Laramie Native Lisa Kinney Announces Run for U.S. House Seat
Laramie native Lisa Kinney, the sixth woman ever elected to the Wyoming State Senate, entered the race Saturday for the U.S. House seat Rep. Harriet Hageman is vacating to run for Senate.

The sixth woman ever elected to the Wyoming State Senate entered Saturday's open congressional race with a résumé spanning three of Albany County's most consequential civic institutions: the statehouse in Cheyenne, the courtroom, and the Albany County Public Library on Seventh Street.
Lisa Kinney, born and raised in Laramie, announced her candidacy for Wyoming's at-large U.S. House seat on April 4. The seat is open because Rep. Harriet Hageman, who won it in 2022 after defeating Liz Cheney in the Republican primary, announced she is running for the U.S. Senate instead, a bid that quickly drew an endorsement from President Trump.
Kinney's campaign materials describe her as "raised by Wyoming values, and shaped by years of service in our State Senate." That Senate tenure ran from 1984 to 1994, a decade during which she rose to serve as Democratic minority leader from 1992 to 1994 and was recognized for a bipartisan approach unusual in Wyoming's increasingly polarized federal landscape. She is also an attorney, a financial advisor, and the founder of Summit Bar Review.

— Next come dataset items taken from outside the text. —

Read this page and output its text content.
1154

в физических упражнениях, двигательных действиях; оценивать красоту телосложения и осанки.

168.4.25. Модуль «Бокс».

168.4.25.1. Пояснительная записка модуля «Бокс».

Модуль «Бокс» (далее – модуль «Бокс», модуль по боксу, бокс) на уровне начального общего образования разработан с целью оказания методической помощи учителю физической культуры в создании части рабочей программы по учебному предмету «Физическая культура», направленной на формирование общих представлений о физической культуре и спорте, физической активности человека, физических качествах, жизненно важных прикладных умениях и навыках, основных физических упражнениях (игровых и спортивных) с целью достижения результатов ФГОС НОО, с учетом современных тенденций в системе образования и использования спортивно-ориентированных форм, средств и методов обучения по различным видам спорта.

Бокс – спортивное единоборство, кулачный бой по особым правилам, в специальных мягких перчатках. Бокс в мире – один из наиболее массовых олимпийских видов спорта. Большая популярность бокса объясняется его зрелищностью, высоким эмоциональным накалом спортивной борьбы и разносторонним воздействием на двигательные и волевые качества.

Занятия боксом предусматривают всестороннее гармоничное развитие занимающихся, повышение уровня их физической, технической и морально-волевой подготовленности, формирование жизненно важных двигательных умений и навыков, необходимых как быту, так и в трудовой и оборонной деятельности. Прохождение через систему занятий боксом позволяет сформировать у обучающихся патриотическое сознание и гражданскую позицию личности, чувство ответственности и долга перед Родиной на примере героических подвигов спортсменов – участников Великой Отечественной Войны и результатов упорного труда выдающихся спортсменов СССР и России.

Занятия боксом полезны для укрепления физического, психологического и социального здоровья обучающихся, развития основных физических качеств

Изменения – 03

For Albany County, the seat carries specific federal stakes. Wyoming's single House member sits on committees that shape federal highway allocations along the I-80 corridor through Laramie, broadband funding formulas that determine connectivity in communities like Centennial and Rock River, and public lands policy governing the federal acreage that surrounds the county on multiple sides. The House also controls appropriations that reach Veterans Affairs services and rural health-care programs that backstop institutions like Ivinson Memorial Hospital.
Kinney is running as a Democrat in a state where Trump won in 2024 by more than 45 percentage points, and the Republican primary field she would face in November is already crowded. Wyoming Senate President Bo Biteman, Secretary of State Chuck Gray, former Superintendent of Public Instruction Jillian Balow, military veterans David Giralt and Kevin Christensen, Casper businessman Reid Rasner, and Moran rancher and attorney Frank Chapman are all competing for the GOP nomination. Former Casper vice mayor Shawn Johnson is seeking the Libertarian nomination.
Albany County provides Kinney a more competitive base than most Wyoming counties can offer a Democrat. The University of Wyoming anchors Laramie's economy and civic identity, and the county's mix of university employees, students, agricultural operators in Rock River, and outdoor recreation users in the Centennial Valley represents the kind of coalition that has made Albany County a persistent outlier in Wyoming's statewide elections.
The candidate filing deadline is May 29. The primary is August 18, 2026, with the general election on November 3.